Berkeley police don’t actively enforce the 10 plant law, but that isn’t the point, said Duncan, adding that “patients don’t want to live in fear that they are breaking the law.” Claiming that he was confident Worthington’s bill would be supported by Mayor Tom Bates and councilmembers Linda Maio and Dona Spring, Duncan urged supporters to lobby Margaret Breland and Maudelle Shirek to cast the remaining necessary votes. In 2001, Breland sided with Worthington, Spring and Maio in supporting a 144 plant limit.
Other potential November ballot initiatives also came up at Tuesday’s council meeting. The council postponed a city manager’s report on two initiatives—one that would establish a civic board to govern the removal of trees in public spaces and the other, the Angel Initiative, that would decriminalize prostitution in Berkeley and call on the state to do the same.
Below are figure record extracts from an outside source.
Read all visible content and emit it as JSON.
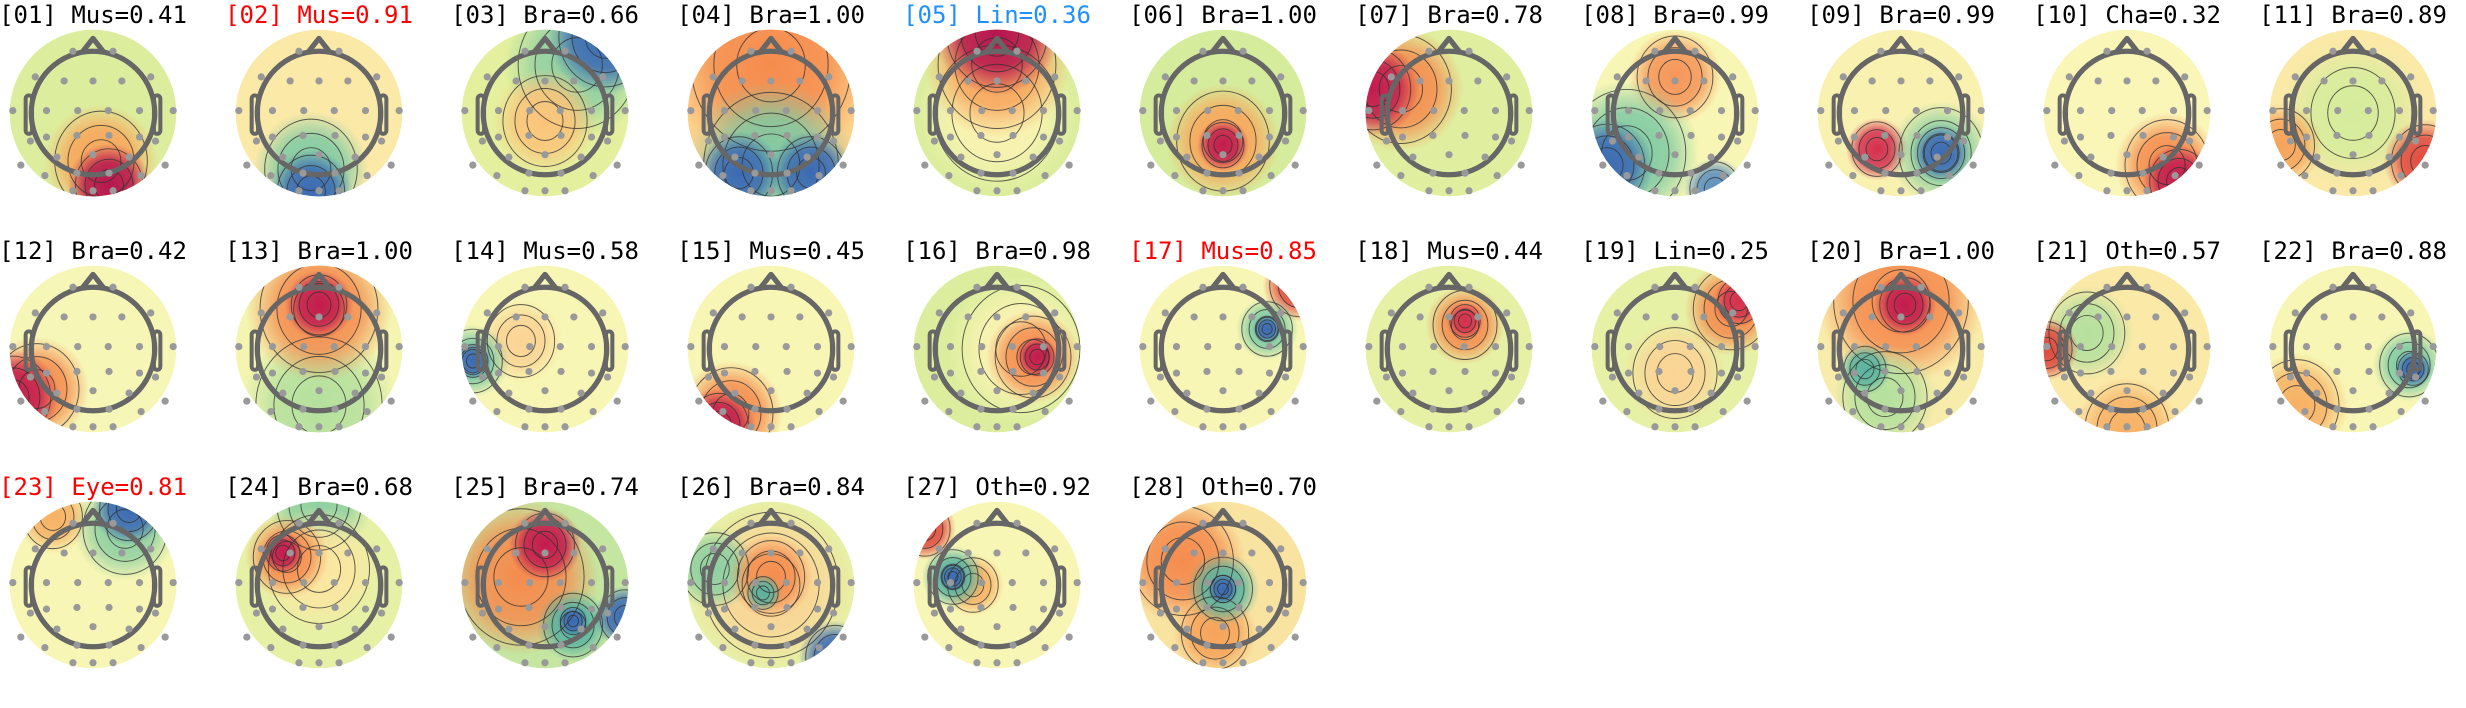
{
  "chart_data": {
    "type": "heatmap",
    "colormap": "RdYlBu_r",
    "layout": {
      "rows": 3,
      "columns": 11
    },
    "panels": [
      {
        "title": "[01] Mus=0.41",
        "component": 1,
        "class": "Mus",
        "probability": 0.41,
        "title_color": "#000000"
      },
      {
        "title": "[02] Mus=0.91",
        "component": 2,
        "class": "Mus",
        "probability": 0.91,
        "title_color": "#ff0000"
      },
      {
        "title": "[03] Bra=0.66",
        "component": 3,
        "class": "Bra",
        "probability": 0.66,
        "title_color": "#000000"
      },
      {
        "title": "[04] Bra=1.00",
        "component": 4,
        "class": "Bra",
        "probability": 1.0,
        "title_color": "#000000"
      },
      {
        "title": "[05] Lin=0.36",
        "component": 5,
        "class": "Lin",
        "probability": 0.36,
        "title_color": "#1e90ff"
      },
      {
        "title": "[06] Bra=1.00",
        "component": 6,
        "class": "Bra",
        "probability": 1.0,
        "title_color": "#000000"
      },
      {
        "title": "[07] Bra=0.78",
        "component": 7,
        "class": "Bra",
        "probability": 0.78,
        "title_color": "#000000"
      },
      {
        "title": "[08] Bra=0.99",
        "component": 8,
        "class": "Bra",
        "probability": 0.99,
        "title_color": "#000000"
      },
      {
        "title": "[09] Bra=0.99",
        "component": 9,
        "class": "Bra",
        "probability": 0.99,
        "title_color": "#000000"
      },
      {
        "title": "[10] Cha=0.32",
        "component": 10,
        "class": "Cha",
        "probability": 0.32,
        "title_color": "#000000"
      },
      {
        "title": "[11] Bra=0.89",
        "component": 11,
        "class": "Bra",
        "probability": 0.89,
        "title_color": "#000000"
      },
      {
        "title": "[12] Bra=0.42",
        "component": 12,
        "class": "Bra",
        "probability": 0.42,
        "title_color": "#000000"
      },
      {
        "title": "[13] Bra=1.00",
        "component": 13,
        "class": "Bra",
        "probability": 1.0,
        "title_color": "#000000"
      },
      {
        "title": "[14] Mus=0.58",
        "component": 14,
        "class": "Mus",
        "probability": 0.58,
        "title_color": "#000000"
      },
      {
        "title": "[15] Mus=0.45",
        "component": 15,
        "class": "Mus",
        "probability": 0.45,
        "title_color": "#000000"
      },
      {
        "title": "[16] Bra=0.98",
        "component": 16,
        "class": "Bra",
        "probability": 0.98,
        "title_color": "#000000"
      },
      {
        "title": "[17] Mus=0.85",
        "component": 17,
        "class": "Mus",
        "probability": 0.85,
        "title_color": "#ff0000"
      },
      {
        "title": "[18] Mus=0.44",
        "component": 18,
        "class": "Mus",
        "probability": 0.44,
        "title_color": "#000000"
      },
      {
        "title": "[19] Lin=0.25",
        "component": 19,
        "class": "Lin",
        "probability": 0.25,
        "title_color": "#000000"
      },
      {
        "title": "[20] Bra=1.00",
        "component": 20,
        "class": "Bra",
        "probability": 1.0,
        "title_color": "#000000"
      },
      {
        "title": "[21] Oth=0.57",
        "component": 21,
        "class": "Oth",
        "probability": 0.57,
        "title_color": "#000000"
      },
      {
        "title": "[22] Bra=0.88",
        "component": 22,
        "class": "Bra",
        "probability": 0.88,
        "title_color": "#000000"
      },
      {
        "title": "[23] Eye=0.81",
        "component": 23,
        "class": "Eye",
        "probability": 0.81,
        "title_color": "#ff0000"
      },
      {
        "title": "[24] Bra=0.68",
        "component": 24,
        "class": "Bra",
        "probability": 0.68,
        "title_color": "#000000"
      },
      {
        "title": "[25] Bra=0.74",
        "component": 25,
        "class": "Bra",
        "probability": 0.74,
        "title_color": "#000000"
      },
      {
        "title": "[26] Bra=0.84",
        "component": 26,
        "class": "Bra",
        "probability": 0.84,
        "title_color": "#000000"
      },
      {
        "title": "[27] Oth=0.92",
        "component": 27,
        "class": "Oth",
        "probability": 0.92,
        "title_color": "#000000"
      },
      {
        "title": "[28] Oth=0.70",
        "component": 28,
        "class": "Oth",
        "probability": 0.7,
        "title_color": "#000000"
      }
    ]
  }
}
Elliot Cohen, author of the Berkeley Tree Act, argued that in the midst of a budget crisis, the city shouldn’t waste staff time studying the ramifications of his measure until he collected enough signatures to qualify it for the November ballot.
Robin Few, author of the Angel Initiative, feared that a negative report from the city manager could harm her efforts to collect signatures.
Despite objections from the Transportation Commission, the council voted 8-1 (Worthington, no) to approve a new flat-rate $1.50 fee for two hours of parking between 7 a.m. and 11 a.m. weekdays and 7 a.m. and 2 p.m. on Saturdays. Transportation Director Peter Hillier said transportation commissioners were concerned that the move would encourage more drivers to come into the downtown area, but would do little for pedestrians, cyclists and mass transit riders.
Last month, the council had requested the commission issue a recommendation before taking a final vote on the proposal. Hillier will prepare a report on its effectiveness after three months.
The council held off on approving the allocation of $3.88 million in 2004-2005 Federal Community Development Block Grant funds while the staff looks for more money for the Center for the Education of Infant Deaf. The Housing Advisory Commission granted the group $10,000, but Director Jill Ellis said that a $50,000 grant would enable it to utilize a separate federal grant to open an audiology suite. The suite would allow babies complete, timely diagnostic screening. Currently, Ellis said, babies with hearing problems must wait four to six months for tests and hearing aids which drastically hinder their development.